Thanks for bringing this up, though I would hope people already realize that booking your own independent trip can be both more economical and a very rewarding experience. That said, not everyone wants to travel that way. Some people are simply more comfortable joining a pre-packaged tour, where they don’t have to spend countless hours doing research online and booking each piece of the trip on their own. Some are solo not by choice, and would rather join a group tour for the company. And some are willing to pay extra for the luxury experience. I’d rather see people travel that way–if that’s what will make them comfortable–than not travel at all. And if the single supplement is being waived on any tour to anywhere, I want to help get the word out about that. Just because someone is willing to pay extra for a luxury experience doesn’t mean they want to pay more (as a solo) than everyone else on the same tour.

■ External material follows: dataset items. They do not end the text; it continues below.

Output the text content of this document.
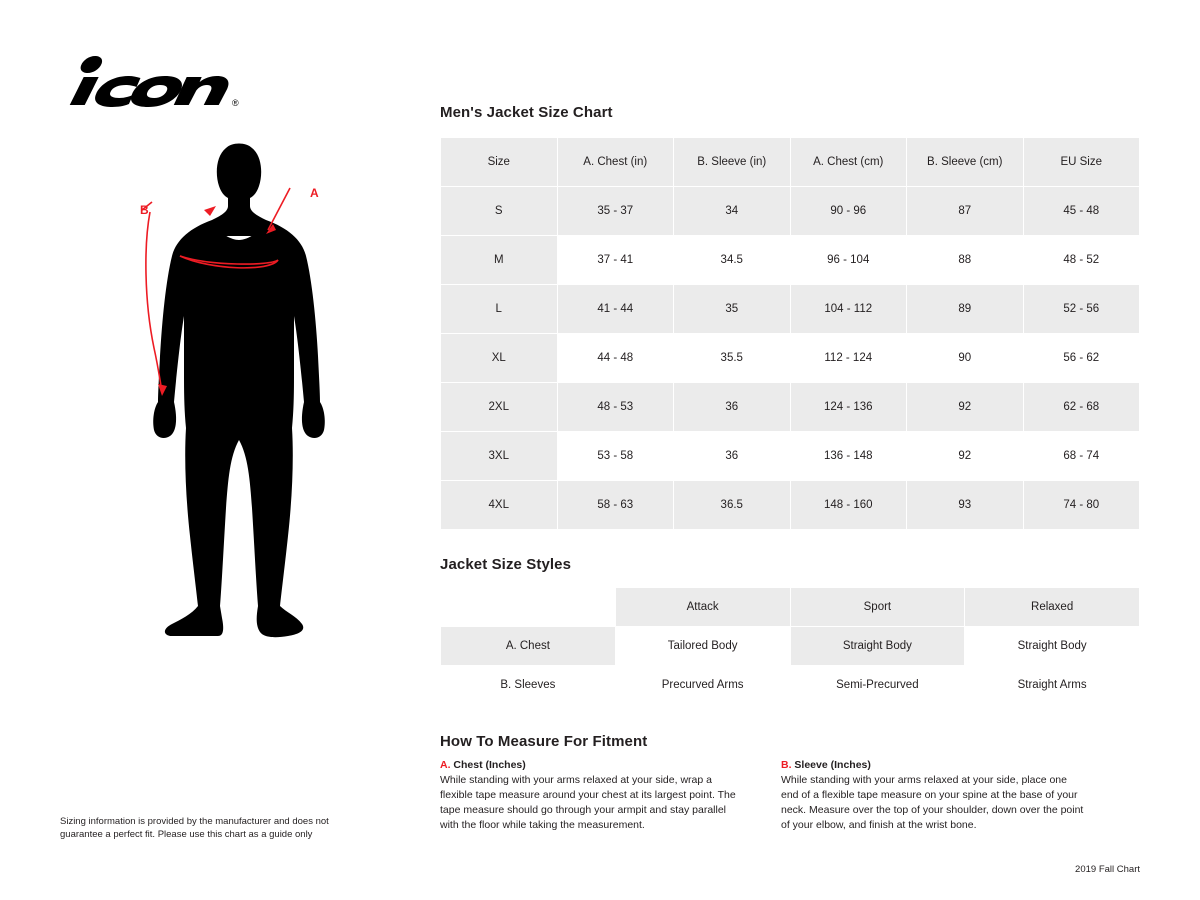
®
A
B
Sizing information is provided by the manufacturer and does not guarantee a perfect fit. Please use this chart as a guide only
Men's Jacket Size Chart
Size	A. Chest (in)	B. Sleeve (in)	A. Chest (cm)	B. Sleeve (cm)	EU Size
S	35 - 37	34	90 - 96	87	45 - 48
M	37 - 41	34.5	96 - 104	88	48 - 52
L	41 - 44	35	104 - 112	89	52 - 56
XL	44 - 48	35.5	112 - 124	90	56 - 62
2XL	48 - 53	36	124 - 136	92	62 - 68
3XL	53 - 58	36	136 - 148	92	68 - 74
4XL	58 - 63	36.5	148 - 160	93	74 - 80
Jacket Size Styles
	Attack	Sport	Relaxed
A. Chest	Tailored Body	Straight Body	Straight Body
B. Sleeves	Precurved Arms	Semi-Precurved	Straight Arms
How To Measure For Fitment
A. Chest (Inches)
While standing with your arms relaxed at your side, wrap a flexible tape measure around your chest at its largest point. The tape measure should go through your armpit and stay parallel with the floor while taking the measurement.
B. Sleeve (Inches)
While standing with your arms relaxed at your side, place one end of a flexible tape measure on your spine at the base of your neck. Measure over the top of your shoulder, down over the point of your elbow, and finish at the wrist bone.
2019 Fall Chart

Ctjwa November 24, 2010 at 2:47 pm

I’ve found that the hours of research before the trip are a great way to speed up the work days before departure! In all seriousness, I certainly agree there’s no one size fits all answer to travel, and it’s great that there are options out there that make it attractive and possible for everyone to get up and go somewhere.

Given the economy, I wouldn’t be surprised to see more companies being flexible with accommodations for solo travelers.

SoloFriendly November 24, 2010 at 3:06 pm

From your lips to the tour companies’ ears….we can only hope.

Spencer November 18, 2010 at 10:34 am

What a fantastic view. I could sit there all day and take it in. For me that’s what travel is all about.

zablon mukuba November 16, 2010 at 4:04 pm

you get to save $ 760 that is crazily cheap. that is awesome

lilmissdisney November 16, 2010 at 8:31 pm

Finding places that will wave the single charge is great. That trip is a bit more than I spend on my budget traveling but I have been to Costa Rica and I love it. So, anyone who snatches up that deal have fun and enjoy all the monkeys and sloths you will see in that beautiful country.